In the end, my preference is to follow the lead of a so-far unnamed side character in this story: Professor Emeritus Michael Hayden, who has written a book and several articles on the history of the University of Saskatchewan. He calls for the U of S to return to its roots as a ‘people’s university’, where – as its first president, Walter Murray, routinely argued – the University of Saskatchewan had to meet the specific needs of the people of Saskatchewan, first.

And if the hundreds of letters, thousands of signatures, social media posts, blogs, and coffee shop conversations are any indication, the people of Saskatchewan have much to say about their university.

Gordon Barnhart will do well to listen.

Merle Massie is a writer and historian, and a SSHRC postdoctoral fellow in the Department of Geography at the University of Ottawa. Find her blog at: http://merlemassie.wordpress.com/.

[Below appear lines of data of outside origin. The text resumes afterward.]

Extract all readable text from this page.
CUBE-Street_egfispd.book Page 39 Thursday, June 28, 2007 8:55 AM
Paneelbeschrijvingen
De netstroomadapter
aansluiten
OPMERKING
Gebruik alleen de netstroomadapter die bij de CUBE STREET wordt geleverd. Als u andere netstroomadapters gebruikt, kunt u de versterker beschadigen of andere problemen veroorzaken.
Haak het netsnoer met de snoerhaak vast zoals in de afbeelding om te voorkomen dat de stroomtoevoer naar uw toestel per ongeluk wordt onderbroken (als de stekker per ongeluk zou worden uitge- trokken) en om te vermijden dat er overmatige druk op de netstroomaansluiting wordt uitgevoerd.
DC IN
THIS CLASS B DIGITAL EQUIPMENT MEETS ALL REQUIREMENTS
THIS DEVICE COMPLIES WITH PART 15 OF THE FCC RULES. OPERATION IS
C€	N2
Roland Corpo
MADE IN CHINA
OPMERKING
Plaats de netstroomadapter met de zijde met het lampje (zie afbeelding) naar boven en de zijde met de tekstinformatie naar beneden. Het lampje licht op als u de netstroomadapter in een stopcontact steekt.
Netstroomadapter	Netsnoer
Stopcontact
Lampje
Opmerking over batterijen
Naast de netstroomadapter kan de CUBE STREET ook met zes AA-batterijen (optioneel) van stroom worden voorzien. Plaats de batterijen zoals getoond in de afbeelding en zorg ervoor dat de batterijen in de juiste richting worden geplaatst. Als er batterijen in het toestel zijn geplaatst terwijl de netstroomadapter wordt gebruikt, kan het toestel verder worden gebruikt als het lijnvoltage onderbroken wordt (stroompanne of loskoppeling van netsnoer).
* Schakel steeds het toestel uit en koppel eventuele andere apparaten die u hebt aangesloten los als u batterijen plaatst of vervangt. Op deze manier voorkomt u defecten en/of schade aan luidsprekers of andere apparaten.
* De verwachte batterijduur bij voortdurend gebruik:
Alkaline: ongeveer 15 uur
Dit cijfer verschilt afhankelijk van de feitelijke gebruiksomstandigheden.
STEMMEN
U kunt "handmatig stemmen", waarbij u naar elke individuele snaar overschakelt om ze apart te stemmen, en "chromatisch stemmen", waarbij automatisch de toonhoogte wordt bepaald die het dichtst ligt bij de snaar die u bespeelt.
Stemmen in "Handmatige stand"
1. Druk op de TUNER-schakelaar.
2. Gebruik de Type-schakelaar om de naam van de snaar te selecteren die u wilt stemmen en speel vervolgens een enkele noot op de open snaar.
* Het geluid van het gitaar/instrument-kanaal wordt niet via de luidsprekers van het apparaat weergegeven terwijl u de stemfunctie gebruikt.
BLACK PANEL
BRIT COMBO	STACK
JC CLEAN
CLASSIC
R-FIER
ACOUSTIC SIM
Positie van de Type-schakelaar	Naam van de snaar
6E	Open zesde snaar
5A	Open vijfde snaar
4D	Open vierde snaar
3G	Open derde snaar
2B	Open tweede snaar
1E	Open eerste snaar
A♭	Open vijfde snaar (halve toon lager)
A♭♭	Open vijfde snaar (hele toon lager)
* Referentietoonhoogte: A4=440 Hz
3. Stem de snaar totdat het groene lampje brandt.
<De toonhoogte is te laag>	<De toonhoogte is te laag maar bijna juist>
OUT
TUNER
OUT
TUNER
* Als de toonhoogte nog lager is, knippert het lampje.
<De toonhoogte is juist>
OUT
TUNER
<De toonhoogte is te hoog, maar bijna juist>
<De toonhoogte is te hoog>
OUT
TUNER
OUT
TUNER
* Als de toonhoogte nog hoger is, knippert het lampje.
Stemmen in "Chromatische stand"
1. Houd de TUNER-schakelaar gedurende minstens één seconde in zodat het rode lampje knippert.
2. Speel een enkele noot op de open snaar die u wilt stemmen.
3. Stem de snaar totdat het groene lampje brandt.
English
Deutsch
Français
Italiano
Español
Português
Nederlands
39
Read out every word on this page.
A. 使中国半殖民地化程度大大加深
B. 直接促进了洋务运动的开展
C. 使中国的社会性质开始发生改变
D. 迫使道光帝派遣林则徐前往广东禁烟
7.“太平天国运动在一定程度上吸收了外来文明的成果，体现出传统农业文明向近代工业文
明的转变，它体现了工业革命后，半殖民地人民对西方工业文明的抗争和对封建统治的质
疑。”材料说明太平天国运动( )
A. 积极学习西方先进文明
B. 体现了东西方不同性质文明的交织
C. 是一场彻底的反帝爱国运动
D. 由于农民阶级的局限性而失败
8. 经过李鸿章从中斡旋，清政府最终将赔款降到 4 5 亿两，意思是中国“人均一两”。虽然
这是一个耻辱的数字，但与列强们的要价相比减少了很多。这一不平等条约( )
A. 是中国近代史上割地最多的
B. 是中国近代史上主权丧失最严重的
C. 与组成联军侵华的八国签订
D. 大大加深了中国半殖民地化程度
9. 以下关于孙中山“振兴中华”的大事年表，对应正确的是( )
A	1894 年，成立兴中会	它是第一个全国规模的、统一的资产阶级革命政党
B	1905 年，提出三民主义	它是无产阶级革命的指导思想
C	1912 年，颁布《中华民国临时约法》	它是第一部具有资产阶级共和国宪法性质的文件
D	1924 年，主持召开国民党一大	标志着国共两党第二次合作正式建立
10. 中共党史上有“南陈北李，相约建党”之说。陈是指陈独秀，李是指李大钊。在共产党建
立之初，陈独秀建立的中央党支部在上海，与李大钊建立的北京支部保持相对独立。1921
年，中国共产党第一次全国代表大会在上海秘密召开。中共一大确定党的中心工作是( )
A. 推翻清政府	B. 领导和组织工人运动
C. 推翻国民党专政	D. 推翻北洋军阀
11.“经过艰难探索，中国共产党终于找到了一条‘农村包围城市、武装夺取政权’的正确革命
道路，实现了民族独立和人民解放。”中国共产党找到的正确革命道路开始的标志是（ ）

3 thoughts on “Eye of the Storm: History, Past and Future at the University of Saskatchewan

  1. One very important contradiction that is missed in this otherwise excellent article is the bizarre paradox that even as the University of Saskatchewan’s bloated administration has crippled the functioning of the university and spread terror with ill-advised cuts to support and maintenance staff and forced through the adoption of the notoriously destructive and widely discredited Dickeson process to decimate programs and faculty positions, it has spent lavishly on megaprojects and like the Canadian Light Sourceand InterVac. At the very same time as these greatly underused white elephants, which have failed to come anywhere close to meeting the wild revenue-generating promises made for them, swallow tens of million dollars in operating costs, there is a total of a billion dollars of construction of huge and pretentious new buildings going on.

    Far from setting the groundwork for their fantasies of a sort of MIT north, these overpaid nincompoops have lessened the value of a degree from our university and perhaps even extended the threats to its accreditation beyond our College of Medicine.